What Is Preferred Stock? - dummies

By Matt Krantz

Preferred stocks, commonly called preferreds, try to give investors the best of both worlds. Preferred stock is a special type of stock that’s sold by companies and acts more like a bond. Companies pay preferred stockholders a fixed dividend from earnings.

Unlike with bonds, though, the company isn’t obligated to pay the dividend if it doesn’t have adequate earnings. If a company hits a tough patch, it can delay paying the preferred dividend until it regains its footing, after which it must pay the dividends it missed.

Preferreds have some advantages over bonds, though. Many preferreds give investors the option to convert their preferred stock into common stock. You might have the right to own a part of the company and enjoy the upside, rather than just collect a fixed interest payment. You can also buy preferred stocks through most online brokers.

Keep in mind, though, that many preferred stocks are callable, meaning that a company can retire the shares by paying investors’ money back, at any time. If that happens, you’ll no longer receive the interest payments.

You can find out more about preferred stock at these websites:

  • Winans International: Winans International maintains an index that tracks the value of preferred stock, called the Winans International Preferred Stock Index, or WIPSI. Click the WIPSI tab and scroll down the page, and you can see a plot of the index at this website.

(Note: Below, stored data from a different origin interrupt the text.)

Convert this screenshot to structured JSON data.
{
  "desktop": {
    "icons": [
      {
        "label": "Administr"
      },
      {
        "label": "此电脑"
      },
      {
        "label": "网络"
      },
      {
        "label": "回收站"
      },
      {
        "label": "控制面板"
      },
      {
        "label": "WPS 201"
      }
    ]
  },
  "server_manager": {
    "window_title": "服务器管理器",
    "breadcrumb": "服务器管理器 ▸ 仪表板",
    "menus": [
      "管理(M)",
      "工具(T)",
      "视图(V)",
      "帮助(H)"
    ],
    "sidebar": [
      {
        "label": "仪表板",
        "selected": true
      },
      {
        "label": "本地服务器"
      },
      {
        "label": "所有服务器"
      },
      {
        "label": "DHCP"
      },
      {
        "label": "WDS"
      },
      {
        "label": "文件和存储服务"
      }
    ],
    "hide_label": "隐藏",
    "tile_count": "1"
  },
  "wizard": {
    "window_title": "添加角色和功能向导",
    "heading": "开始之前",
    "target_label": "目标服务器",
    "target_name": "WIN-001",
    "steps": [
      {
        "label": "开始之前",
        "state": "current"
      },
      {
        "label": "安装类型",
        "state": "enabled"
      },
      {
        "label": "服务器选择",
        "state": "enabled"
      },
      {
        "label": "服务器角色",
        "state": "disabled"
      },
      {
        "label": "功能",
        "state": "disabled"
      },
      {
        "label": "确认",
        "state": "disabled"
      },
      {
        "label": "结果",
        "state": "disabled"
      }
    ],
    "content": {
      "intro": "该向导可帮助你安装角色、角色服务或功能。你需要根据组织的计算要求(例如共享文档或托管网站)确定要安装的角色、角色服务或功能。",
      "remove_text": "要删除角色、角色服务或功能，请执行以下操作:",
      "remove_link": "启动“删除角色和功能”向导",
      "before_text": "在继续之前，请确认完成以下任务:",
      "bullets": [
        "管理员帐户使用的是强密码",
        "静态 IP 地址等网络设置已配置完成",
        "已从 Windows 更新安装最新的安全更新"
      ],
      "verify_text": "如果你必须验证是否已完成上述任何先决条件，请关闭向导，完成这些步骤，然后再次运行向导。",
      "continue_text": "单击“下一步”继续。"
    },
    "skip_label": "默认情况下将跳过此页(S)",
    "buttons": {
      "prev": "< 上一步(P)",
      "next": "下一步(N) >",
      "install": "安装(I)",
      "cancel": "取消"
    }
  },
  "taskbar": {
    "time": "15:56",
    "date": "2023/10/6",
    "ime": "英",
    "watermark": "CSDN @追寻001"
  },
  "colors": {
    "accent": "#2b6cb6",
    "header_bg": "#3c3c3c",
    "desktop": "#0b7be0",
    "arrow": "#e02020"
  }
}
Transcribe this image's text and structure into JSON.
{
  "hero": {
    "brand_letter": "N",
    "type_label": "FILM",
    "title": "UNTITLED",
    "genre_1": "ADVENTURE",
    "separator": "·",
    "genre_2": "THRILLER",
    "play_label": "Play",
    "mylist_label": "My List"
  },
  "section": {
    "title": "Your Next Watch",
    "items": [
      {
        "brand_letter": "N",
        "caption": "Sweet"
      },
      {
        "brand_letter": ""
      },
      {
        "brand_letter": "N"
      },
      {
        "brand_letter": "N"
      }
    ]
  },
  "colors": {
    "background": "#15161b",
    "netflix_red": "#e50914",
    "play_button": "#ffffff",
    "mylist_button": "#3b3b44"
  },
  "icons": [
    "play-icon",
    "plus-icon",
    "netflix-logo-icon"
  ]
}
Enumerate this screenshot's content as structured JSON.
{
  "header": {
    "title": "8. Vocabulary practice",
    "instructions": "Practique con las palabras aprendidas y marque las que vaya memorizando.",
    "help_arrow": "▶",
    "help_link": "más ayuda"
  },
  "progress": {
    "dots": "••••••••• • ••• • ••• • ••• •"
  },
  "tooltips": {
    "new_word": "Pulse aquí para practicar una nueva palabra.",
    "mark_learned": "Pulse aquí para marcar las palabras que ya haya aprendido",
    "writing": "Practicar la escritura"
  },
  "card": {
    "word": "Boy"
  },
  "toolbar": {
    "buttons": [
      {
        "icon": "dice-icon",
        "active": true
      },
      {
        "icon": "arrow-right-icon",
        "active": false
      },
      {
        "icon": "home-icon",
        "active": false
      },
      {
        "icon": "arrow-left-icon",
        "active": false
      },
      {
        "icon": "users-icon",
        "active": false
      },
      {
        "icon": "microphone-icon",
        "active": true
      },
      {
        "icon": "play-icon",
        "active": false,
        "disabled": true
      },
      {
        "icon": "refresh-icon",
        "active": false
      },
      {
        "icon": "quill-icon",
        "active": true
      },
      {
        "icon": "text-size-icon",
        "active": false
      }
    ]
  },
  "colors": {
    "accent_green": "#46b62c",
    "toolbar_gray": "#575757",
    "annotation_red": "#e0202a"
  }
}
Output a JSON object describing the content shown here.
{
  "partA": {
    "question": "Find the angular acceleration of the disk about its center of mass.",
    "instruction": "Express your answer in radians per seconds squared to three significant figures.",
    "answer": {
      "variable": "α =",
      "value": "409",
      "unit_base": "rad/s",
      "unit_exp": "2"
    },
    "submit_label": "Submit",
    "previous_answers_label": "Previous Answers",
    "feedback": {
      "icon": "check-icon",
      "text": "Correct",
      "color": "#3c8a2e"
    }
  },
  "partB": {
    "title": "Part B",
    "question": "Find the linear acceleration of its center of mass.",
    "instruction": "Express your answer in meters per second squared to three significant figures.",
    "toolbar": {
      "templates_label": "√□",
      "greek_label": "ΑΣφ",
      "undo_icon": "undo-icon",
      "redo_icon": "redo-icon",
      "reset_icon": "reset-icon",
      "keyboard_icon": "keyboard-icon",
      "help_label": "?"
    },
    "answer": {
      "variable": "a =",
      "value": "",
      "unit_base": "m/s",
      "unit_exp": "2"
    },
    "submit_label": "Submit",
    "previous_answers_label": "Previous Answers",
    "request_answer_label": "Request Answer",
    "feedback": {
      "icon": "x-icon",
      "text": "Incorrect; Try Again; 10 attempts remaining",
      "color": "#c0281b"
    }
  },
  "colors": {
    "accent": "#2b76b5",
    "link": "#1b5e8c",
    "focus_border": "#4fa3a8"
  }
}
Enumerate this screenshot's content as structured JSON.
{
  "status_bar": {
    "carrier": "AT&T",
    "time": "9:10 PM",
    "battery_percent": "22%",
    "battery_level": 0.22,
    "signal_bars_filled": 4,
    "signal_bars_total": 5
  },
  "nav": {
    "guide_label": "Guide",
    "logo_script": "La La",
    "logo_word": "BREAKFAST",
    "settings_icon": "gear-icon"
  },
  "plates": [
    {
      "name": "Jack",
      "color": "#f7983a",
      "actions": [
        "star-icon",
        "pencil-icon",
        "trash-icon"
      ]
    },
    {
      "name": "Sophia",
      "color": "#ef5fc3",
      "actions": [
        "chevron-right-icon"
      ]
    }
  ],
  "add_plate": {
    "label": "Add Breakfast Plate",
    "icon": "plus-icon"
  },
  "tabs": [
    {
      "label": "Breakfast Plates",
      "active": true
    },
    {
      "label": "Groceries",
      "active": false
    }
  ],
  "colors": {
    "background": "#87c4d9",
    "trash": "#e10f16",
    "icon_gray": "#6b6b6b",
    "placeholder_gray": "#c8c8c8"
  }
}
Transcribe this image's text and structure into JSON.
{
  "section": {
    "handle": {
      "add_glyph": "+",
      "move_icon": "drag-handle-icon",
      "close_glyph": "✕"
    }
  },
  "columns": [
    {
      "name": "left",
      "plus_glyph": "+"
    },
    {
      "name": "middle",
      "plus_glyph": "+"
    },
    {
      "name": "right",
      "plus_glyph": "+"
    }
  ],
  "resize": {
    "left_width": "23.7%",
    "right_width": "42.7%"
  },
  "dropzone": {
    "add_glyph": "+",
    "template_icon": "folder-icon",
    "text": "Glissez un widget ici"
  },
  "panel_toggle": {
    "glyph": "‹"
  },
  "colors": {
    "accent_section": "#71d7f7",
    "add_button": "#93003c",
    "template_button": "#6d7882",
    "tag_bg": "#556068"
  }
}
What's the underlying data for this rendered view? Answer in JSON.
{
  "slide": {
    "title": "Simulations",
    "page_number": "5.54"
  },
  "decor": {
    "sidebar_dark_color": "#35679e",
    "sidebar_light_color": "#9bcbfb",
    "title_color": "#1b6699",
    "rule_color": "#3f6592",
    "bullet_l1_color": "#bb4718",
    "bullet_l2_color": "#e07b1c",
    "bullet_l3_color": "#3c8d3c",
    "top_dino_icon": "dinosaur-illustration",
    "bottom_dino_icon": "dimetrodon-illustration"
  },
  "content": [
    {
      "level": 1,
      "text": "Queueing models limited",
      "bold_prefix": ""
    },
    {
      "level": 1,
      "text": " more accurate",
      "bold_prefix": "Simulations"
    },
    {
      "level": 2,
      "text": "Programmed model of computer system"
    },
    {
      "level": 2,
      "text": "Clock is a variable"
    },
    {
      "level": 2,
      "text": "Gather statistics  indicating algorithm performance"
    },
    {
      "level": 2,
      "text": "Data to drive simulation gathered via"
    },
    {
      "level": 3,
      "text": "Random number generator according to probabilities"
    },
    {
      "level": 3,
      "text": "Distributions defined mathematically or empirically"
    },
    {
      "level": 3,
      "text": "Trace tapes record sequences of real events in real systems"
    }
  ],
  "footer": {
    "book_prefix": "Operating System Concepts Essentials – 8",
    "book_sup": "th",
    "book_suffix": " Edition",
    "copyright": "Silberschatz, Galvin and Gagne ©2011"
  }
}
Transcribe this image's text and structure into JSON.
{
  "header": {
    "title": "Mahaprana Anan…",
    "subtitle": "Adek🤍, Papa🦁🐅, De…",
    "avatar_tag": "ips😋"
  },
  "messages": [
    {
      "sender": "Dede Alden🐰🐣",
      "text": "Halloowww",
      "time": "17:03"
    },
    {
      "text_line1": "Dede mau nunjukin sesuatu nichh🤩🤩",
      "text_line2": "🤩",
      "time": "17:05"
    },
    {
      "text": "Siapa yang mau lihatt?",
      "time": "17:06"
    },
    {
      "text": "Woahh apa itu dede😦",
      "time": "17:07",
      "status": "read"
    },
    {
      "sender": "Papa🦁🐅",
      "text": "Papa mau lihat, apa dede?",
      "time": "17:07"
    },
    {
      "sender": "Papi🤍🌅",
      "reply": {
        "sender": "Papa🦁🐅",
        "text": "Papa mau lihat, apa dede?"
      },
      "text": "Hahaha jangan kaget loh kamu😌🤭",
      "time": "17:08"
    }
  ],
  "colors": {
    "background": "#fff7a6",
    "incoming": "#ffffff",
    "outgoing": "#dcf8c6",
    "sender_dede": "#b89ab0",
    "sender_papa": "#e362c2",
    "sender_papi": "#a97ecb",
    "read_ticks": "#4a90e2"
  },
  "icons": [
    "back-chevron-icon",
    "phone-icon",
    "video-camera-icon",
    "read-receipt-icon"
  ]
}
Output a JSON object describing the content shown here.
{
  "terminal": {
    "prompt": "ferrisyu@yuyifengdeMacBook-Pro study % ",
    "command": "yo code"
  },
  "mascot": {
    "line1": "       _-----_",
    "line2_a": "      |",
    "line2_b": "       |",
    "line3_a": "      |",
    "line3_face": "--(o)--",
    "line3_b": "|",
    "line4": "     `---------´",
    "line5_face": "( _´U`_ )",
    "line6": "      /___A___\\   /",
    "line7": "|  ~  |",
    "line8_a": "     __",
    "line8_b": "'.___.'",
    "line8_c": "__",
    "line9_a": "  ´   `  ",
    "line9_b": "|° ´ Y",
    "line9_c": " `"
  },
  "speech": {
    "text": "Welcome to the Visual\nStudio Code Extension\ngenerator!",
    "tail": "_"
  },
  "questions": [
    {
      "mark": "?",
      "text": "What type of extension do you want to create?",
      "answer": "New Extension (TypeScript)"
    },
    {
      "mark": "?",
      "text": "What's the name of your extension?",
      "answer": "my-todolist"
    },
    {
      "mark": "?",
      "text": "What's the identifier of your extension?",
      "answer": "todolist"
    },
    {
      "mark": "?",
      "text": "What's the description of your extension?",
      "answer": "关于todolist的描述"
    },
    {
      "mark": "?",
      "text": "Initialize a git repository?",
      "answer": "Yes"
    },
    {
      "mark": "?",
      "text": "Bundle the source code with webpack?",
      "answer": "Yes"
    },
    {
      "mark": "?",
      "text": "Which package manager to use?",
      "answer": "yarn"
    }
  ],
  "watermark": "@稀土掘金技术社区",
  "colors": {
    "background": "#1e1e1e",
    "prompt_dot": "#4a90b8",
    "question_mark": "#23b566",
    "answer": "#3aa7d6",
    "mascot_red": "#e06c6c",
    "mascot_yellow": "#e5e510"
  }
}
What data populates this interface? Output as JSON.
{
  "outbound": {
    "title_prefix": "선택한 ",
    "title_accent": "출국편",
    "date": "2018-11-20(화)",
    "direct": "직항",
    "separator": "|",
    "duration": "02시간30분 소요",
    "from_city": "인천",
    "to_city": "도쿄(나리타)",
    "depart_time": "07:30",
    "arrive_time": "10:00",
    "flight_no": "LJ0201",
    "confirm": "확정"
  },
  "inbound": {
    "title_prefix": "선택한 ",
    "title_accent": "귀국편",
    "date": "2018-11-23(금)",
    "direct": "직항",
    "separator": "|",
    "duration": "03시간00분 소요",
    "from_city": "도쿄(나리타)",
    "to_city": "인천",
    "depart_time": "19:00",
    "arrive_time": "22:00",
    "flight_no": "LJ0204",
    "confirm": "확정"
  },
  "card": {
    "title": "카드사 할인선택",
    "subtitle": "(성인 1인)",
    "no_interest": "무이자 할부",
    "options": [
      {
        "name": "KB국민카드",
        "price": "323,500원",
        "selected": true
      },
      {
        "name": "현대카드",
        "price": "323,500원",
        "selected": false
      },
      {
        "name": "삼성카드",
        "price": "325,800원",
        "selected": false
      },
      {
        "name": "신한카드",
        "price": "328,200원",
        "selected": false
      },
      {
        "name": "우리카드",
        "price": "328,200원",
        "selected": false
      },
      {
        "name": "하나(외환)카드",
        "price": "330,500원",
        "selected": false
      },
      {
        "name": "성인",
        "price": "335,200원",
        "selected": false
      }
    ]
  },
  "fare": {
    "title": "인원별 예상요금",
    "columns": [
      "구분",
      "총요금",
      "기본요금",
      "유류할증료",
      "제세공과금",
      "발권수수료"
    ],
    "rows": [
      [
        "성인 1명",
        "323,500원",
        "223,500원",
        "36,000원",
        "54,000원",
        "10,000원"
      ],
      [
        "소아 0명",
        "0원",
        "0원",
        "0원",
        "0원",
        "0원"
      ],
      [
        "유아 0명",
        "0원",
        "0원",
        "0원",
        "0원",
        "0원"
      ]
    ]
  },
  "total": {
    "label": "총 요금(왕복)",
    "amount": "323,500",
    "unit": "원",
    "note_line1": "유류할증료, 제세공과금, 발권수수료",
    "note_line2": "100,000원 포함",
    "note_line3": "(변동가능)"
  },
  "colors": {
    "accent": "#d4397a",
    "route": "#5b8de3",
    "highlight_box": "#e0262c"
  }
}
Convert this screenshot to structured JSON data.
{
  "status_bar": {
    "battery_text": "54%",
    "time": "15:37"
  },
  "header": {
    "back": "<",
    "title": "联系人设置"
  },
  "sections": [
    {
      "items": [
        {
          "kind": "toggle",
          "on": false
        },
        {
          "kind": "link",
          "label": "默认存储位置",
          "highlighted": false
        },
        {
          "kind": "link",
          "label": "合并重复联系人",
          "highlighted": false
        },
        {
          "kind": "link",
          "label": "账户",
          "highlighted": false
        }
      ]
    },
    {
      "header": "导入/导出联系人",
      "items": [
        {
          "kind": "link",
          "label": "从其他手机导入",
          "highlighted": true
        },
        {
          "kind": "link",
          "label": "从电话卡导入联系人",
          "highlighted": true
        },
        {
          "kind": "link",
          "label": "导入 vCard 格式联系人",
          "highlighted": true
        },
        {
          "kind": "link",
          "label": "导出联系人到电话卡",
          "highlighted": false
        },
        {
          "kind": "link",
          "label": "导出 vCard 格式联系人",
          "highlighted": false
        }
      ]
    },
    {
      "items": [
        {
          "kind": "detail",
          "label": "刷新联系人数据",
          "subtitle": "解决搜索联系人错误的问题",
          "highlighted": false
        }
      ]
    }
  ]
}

  • iShares: iShares offers an EFT that tracks preferred stock. iShares’ S&P U.S. Preferred Stock Index Fund (symbol PFF) lets you invest in a basket of preferred stocks.

  • QuantumOnline: This site lets you search for preferred stock that might suit your needs. Just choose the All Preferred Stocks option from the Income Tables menu at the top of the page, and you’ll call up a new page with a list of all preferred stocks, their trading symbols, and interest rates. If you find one you’re interested in, write down the trading symbol and buy it through your online broker. The site is free, but you must register to use it.

  • CD3: This site provides news and quotes on preferred stocks, but it’s not free. Subscriptions range from $25 for access to some features for a month to $225 a year.